現状よりも100倍速く、遅延が1/10になり、エッジデバイス群を同時接続できる5Gによって、特に屋外におけるIoTの景色が一変することは間違いない――。この国がめざすデータ駆動型の「超スマート社会(Society5.0)」においても、次世代の通信基盤が果たす役割は非常に大きい。
今月18日、KDDIは、野村総合研究所(NRI)、会津アクティベートアソシエーション(AAA) と、会津若松の地場産業である「日本酒造り」の工程に、5GやIoT技術を活用した実証事業を開始した。福島県は今年度の全国新酒鑑評会にて、6年連続で金賞受賞数日本一を達成していて、会津若松市は日頃の感謝を込めて、「日本酒の日」である10月1日に「会津清酒で乾杯!」イベントを行う。

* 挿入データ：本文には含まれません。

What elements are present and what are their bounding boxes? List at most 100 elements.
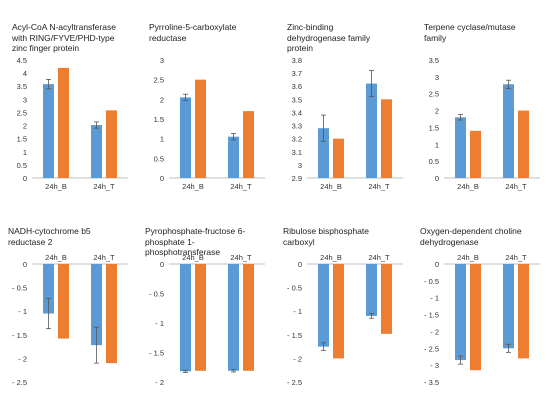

日本酒のもととなる米作では、圃場全体の生育状況の把握が困難で、施肥量調整が難しい。また、酒造りでは人口減少や少子高齢化による後継者不足、負担増、杜氏の引退に伴う醸造管理の知見喪失といった課題がある、ゆえに3社が、JA会津よつばや福島県ハイテクプラザ会津若松技術支援センター、会津若松市の協力を得て取り組む。
今回の実証事業では、5GやドローンをはじめとしたIoTソリューションを酒造りの各工程に導入し、作業の効率化や負荷軽減をめざす。米作りに4G LTEを用いたスマートドローンを導入して遠隔からの稲の生育状況把握、酒造工程における5Gを活用した4K映像伝送によるもろみ熟成の管理、配送における温度管理タグ活用等を検証することで、日本酒造りの幅広い工程の効率化を図るとともに地場産業の活性化に貢献するという。